While walking your mind clears and thoughts come together. My thoughts today were how, much like life, we experienced highs and lows, ups and downs, success and failures.
They say the camino provides. Just when you start thinking the hills are beginning to kill you, you come around a corner to see a friendly dog, tail wagging. He first sniffs your pack to see if you have a treat for him. Then he walks with you for a half mile or so and dissapears. Or you come upon vistas like the above photo.
Our lunch includes stopping at the first shop we see on the trail. We purchase two apples, cheese, slices of meat and fresh bread. It gets placed in our pack and we hike. When we get hungry we stop, make our sandwiches and enjoy. Our lunch on the camino has been averaging about €5 for the both of us.

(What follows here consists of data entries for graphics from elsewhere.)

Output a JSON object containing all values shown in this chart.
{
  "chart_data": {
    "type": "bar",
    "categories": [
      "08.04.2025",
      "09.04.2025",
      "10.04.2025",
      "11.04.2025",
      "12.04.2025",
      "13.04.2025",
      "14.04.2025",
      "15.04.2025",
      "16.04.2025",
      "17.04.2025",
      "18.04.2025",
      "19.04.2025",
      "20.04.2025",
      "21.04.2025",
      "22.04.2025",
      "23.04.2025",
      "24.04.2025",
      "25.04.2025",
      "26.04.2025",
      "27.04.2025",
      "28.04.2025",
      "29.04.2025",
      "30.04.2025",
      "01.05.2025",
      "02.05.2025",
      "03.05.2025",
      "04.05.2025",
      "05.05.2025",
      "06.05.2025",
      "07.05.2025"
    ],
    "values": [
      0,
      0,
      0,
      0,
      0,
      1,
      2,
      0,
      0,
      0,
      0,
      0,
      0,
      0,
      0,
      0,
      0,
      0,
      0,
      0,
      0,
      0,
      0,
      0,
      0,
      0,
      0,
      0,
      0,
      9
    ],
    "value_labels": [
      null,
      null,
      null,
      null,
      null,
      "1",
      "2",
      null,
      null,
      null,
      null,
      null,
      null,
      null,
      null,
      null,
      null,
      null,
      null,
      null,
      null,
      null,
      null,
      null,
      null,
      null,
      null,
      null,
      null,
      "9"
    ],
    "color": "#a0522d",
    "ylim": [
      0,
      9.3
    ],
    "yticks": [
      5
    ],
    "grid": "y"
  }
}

Horses in Navarra have collars with bells on them. When hiking you hear the differing tones from long distances away. It sounds like wind chimes.
A random act of kindness by a local resident along the way.
Waterfalls are everywhere. Many little ones end up making the trail into a muddy mess. This one was too cool to pass up. The water cut through the slate making natural stairs all the way up.
Tired and sore after 7 hours of hiking, we walked up a huge hill to our intended destination in a church. They had a sign out indicating they would be open on April 15th. The nice nun directed us to an open monastery in the next town. Ugggh. We hiked another 4.5 km to the monastery.
We arrived at the 10th century bridge which led directly into the ancient monastery’s albergue. Today was a long day. We walked 27 km (16 miles). Sore feet and knees, but it is to be expected. Tomorrow we will be in Pamplona. We will take in the sights and have lunch there. Our bodies are telling us it will be a short distance day.